[MRG] FIX corner cases with `unique_labels` #2015

arjoly · 2013-05-29T12:27:27Z

Bugs were discovered in unique_labels in #1985:

Mix of multilabel and multiclass format doesn't raise any errors
Mix of input data type doesn't raise any error (e.g. [1, 2] and ["a"])
Mix of indicator matrix with different number of labels doesn't raise
any error.

~~In my opinion, the implementation could be greatly simplify and improve using type_of_target in #1985 (see https://gist.github.com/arjoly/5665632).~~

~~However this pr is not merged yet .~~

Remaining bugs that won't be treated in this pr:

mix of multioutput multiclass format and multiclass / multilabel format
mix of unknown / continuous / continuous multi-output format and multiclass / multilabel format

jnothman · 2013-05-29T13:07:04Z

mix of multioutput multiclass format and multiclass / multilabel format
mix of unknown / continuous / continuous multi-output format and multiclass / multilabel format

Not sure these are bugs. Non-integral/string labels are maybe an issue, but I don't think these mixes are.

And I see that in testing this does overlap somewhat with #1985. There are some chicken and egg quandries, but I guess we should merge in this order assuming all are accepted: #2002, #1985, #2015, #1987, #1990...

I'll take a look at the content of this PR some time soon...

arjoly · 2013-05-29T13:14:37Z

And I see that in testing this does overlap somewhat with #1985

You have done a pretty good work with testing cases in #1985.

jnothman · 2013-05-30T07:39:55Z

sklearn/utils/multiclass.py

+    ys_is_multilabels = [is_multilabel(y) for y in ys]
+
+    if len(set(ys_is_multilabels)) != 1:
+        raise ValueError("Mix of binary / mutliclass and multilabel type")


I wonder if you're pre-empting the user of this function a bit too much. They haven't asked you to validate the types of data, they've asked you to find the unique labels... But whatever validation you do needs documenting.
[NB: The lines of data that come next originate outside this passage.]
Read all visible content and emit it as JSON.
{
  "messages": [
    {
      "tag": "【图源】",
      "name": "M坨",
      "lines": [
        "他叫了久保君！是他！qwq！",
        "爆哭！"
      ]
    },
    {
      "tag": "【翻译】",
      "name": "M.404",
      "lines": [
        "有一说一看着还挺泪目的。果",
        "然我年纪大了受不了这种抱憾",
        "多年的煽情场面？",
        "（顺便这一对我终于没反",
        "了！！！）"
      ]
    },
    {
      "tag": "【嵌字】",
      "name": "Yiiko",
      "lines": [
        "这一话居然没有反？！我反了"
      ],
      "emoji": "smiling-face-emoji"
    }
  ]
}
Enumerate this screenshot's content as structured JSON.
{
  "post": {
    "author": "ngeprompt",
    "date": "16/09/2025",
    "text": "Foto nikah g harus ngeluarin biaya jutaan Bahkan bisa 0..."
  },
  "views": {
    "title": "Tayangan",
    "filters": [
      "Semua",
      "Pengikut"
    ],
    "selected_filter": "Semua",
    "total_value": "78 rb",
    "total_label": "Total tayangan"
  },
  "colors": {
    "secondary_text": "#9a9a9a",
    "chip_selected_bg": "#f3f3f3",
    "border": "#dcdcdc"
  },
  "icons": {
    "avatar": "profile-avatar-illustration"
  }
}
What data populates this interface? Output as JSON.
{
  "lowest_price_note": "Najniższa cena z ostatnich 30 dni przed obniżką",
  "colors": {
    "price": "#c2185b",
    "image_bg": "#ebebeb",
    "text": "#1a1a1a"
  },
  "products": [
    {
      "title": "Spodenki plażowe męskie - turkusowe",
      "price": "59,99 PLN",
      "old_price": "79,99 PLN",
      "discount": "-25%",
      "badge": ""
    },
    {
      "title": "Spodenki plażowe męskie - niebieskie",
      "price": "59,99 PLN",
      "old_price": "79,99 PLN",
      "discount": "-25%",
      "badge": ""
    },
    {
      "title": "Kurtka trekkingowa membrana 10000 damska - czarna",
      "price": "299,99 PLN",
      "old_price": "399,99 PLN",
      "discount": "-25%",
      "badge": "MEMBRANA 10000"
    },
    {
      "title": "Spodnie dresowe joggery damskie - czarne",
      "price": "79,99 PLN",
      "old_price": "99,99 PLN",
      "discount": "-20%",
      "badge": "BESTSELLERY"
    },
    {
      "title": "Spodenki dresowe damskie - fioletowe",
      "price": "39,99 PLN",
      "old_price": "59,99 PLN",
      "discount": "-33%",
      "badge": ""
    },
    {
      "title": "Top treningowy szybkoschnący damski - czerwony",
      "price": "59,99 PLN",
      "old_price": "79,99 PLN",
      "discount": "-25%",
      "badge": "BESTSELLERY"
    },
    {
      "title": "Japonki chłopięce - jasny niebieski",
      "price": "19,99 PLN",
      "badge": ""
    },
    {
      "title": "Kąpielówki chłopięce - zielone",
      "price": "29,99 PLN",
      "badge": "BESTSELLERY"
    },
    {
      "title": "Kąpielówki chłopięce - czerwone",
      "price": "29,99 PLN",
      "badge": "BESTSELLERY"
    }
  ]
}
In any case, there's something special about the label indicator matrix format in that its labels are implicit. There seems to me no reason to deny the user the unique labels of multiclass and seq-of-seq targets together. But I'm having another thought on this that I'll post directly on the issue.

Changed my mind.

jnothman · 2013-05-30T08:13:22Z

I think you can simplify it a bit, relax the conditions, and make it clearer at the same time. Roughly

labels = np.array([])
is_string = None
label_indicator_size = None
for y in ys:
    if is_lim(y):
        if label_indicator_size is None:
            label_indicator_size = y.shape[1]
            new_labels = ...
        else:
            assert label_indicator_size == y.shape[1]
    elif is_seqs(y):
        new_labels = ...
    else:
        new_labels = ...
    new_is_string = ...
    if is_string is None:
        is_string = new_is_string
    else:
        assert is_string == new_is_string
    labels.append(new_labels)
return np.unique(labels)

jnothman · 2013-06-03T07:47:28Z

Hm. It's only marginally related to unique_labels, but do we ever have any use cases where a mix of sequences of sequences and label indicator matrices are likely to appear, e.g. as input to metrics? Or were you just handling them for completeness? I think such mixes should throw an error in all cases, because we can't be sure we're interpreting the labels correctly.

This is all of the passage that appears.